Borough President Melinda Katz’s office gave a total of $2.3 million to the project, which she first funded back in 2007, when she was still a member of the City Council.
“It went from a $500,000 project to now a $2.85 million project, and worth every single dime,” she said. “If it needs more, it will have more money to be completed.”
The borough president said she felt especially proud knowing that the community, particularly Vietnam Veterans of America Chapter 32, fought for nearly a decade for the memorial. Soon, she said, more than 400 of the Vietnam War’s fallen will be permanently memorialized in Queens.
“They should’ve been [memorialized] a long time ago when they came home,” Katz said. “Now, they’re going to get some recognition for their families and brothers and sisters-in-arms.”
Katz said the borough needs to show Vietnam veterans that they’re cared for and never forgotten.
“So many of the guys who went to Vietnam came back to not even being welcomed back into this country. We should never forget that,” said Councilman Daniel Dromm. “They deserved to be praised, to be honored, to be admired, to be held up as heroes for responding to the call for duty to our country.”
Dromm said he sees the impending memorial as a way to heal. It’s also about making sure the next generation of young people will remember the Vietnam War’s veterans, he said.
“Having this memorial here is a way to educate those children about the struggles of our country at that time,” he said.
Elected officials and veteran leaders also paid tribute to the late Pat Toro, a longtime veterans advocate and former president of Chapter 32 who passed away in 2014 from leukemia caused by exposure to Agent Orange during the war.
Toro was one of the strongest advocates pushing for the memorial.
“Pat worked tirelessly to make sure that one day, we would come here and unveil a design that will never forget the sacrifice of our Vietnam veterans from Queens,” said Councilwoman Elizabeth Crowley, who recounted meeting Toro when she was first elected. “He made that commitment to not only Vietnam veterans who were here, but to new returning veterans.
Michael O’Kane, current president of Chapter 32, said in 2008 Toro dreamed up the memorial.

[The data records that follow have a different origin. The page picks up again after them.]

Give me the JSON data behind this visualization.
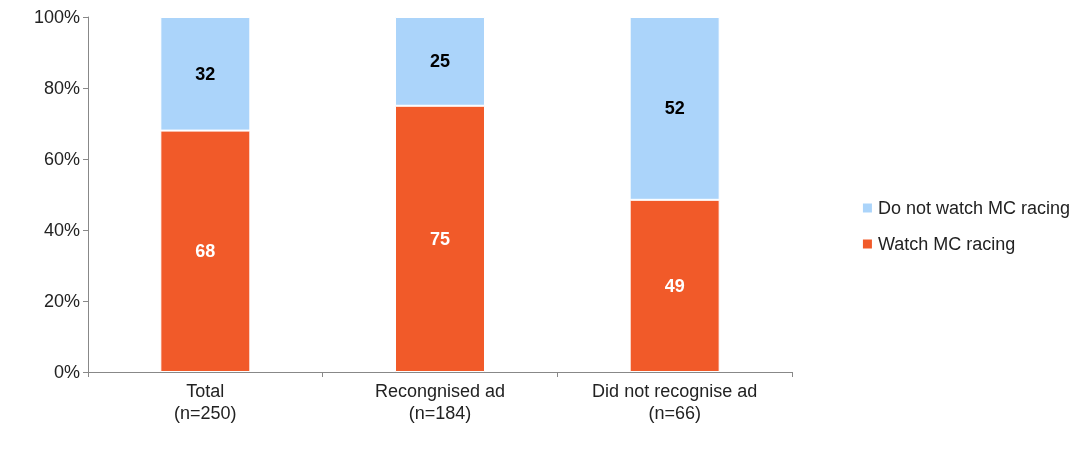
{
  "chart_data": {
    "type": "bar",
    "stacked": true,
    "categories": [
      "Total\n(n=250)",
      "Recongnised ad\n(n=184)",
      "Did not recognise ad\n(n=66)"
    ],
    "series": [
      {
        "name": "Watch MC racing",
        "color": "#f15a29",
        "values": [
          68,
          75,
          48.5
        ],
        "value_labels": [
          "68",
          "75",
          "49"
        ]
      },
      {
        "name": "Do not watch MC racing",
        "color": "#abd4fa",
        "values": [
          32,
          25,
          51.5
        ],
        "value_labels": [
          "32",
          "25",
          "52"
        ]
      }
    ],
    "ylim": [
      0,
      100
    ],
    "yticks": [
      {
        "value": 0,
        "label": "0%"
      },
      {
        "value": 20,
        "label": "20%"
      },
      {
        "value": 40,
        "label": "40%"
      },
      {
        "value": 60,
        "label": "60%"
      },
      {
        "value": 80,
        "label": "80%"
      },
      {
        "value": 100,
        "label": "100%"
      }
    ],
    "grid": false,
    "legend": "right"
  }
}
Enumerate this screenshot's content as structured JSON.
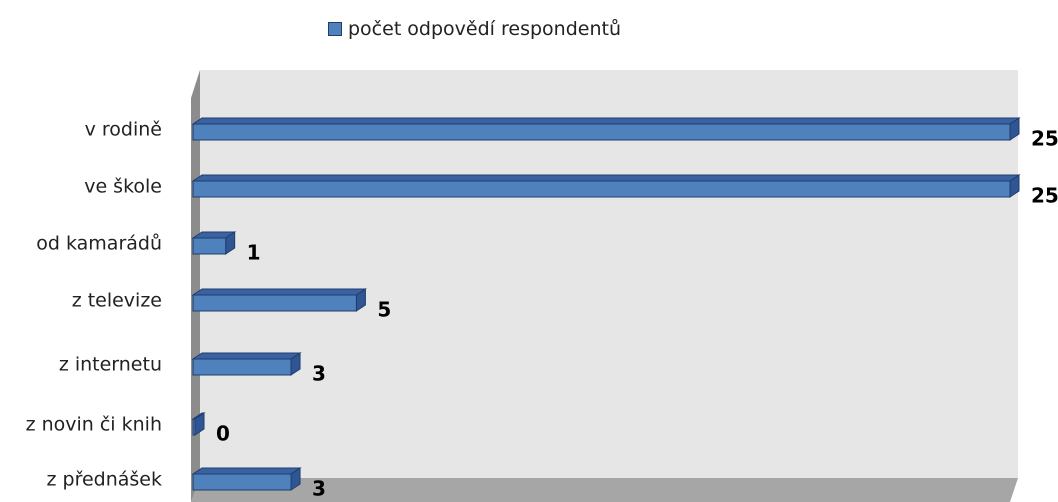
{
  "chart_data": {
    "type": "bar",
    "orientation": "horizontal",
    "categories": [
      "v rodině",
      "ve škole",
      "od kamarádů",
      "z televize",
      "z internetu",
      "z novin či knih",
      "z přednášek"
    ],
    "series": [
      {
        "name": "počet odpovědí respondentů",
        "values": [
          25,
          25,
          1,
          5,
          3,
          0,
          3
        ]
      }
    ],
    "xlim": [
      0,
      25
    ],
    "grid": false,
    "legend_position": "top",
    "colors": {
      "bar": "#4f81bd",
      "bar_top": "#3a62a0",
      "bar_edge": "#1f3d6e",
      "wall": "#e6e6e6",
      "floor": "#a6a6a6"
    }
  }
}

He would “shop it around” and talked to everybody about this idea.
“Never again shall one generation of veterans abandon another, that’s Vietnam Veterans of America’s founding principal,” O’Kane said. “If the creation of this monument is not the absolute embodiment of that, I don’t know what is.
“It’s here, it’s right, it’s just, it’s time,” he added. “We got it done.”
In May of 2016, James McClelland was honored by Chapter 32 for his nearly decade of work on the monument, a project that finally started to pick up steam in 2015 after seven years of being mired in bureaucratic red tape.
“I'm happy that this project will finally become a reality, and want to thank the borough president for funding it and the Parks design team for their work,” said McClelland.
“This is more than a memorial, it's a thank you to the Vietnam vets who paved the way for a future generation of vets like myself,” he added. “As well as the fulfillment of a promise to a dear friend in Pat Toro, who will unfortunately not be around for the ribbon cutting.”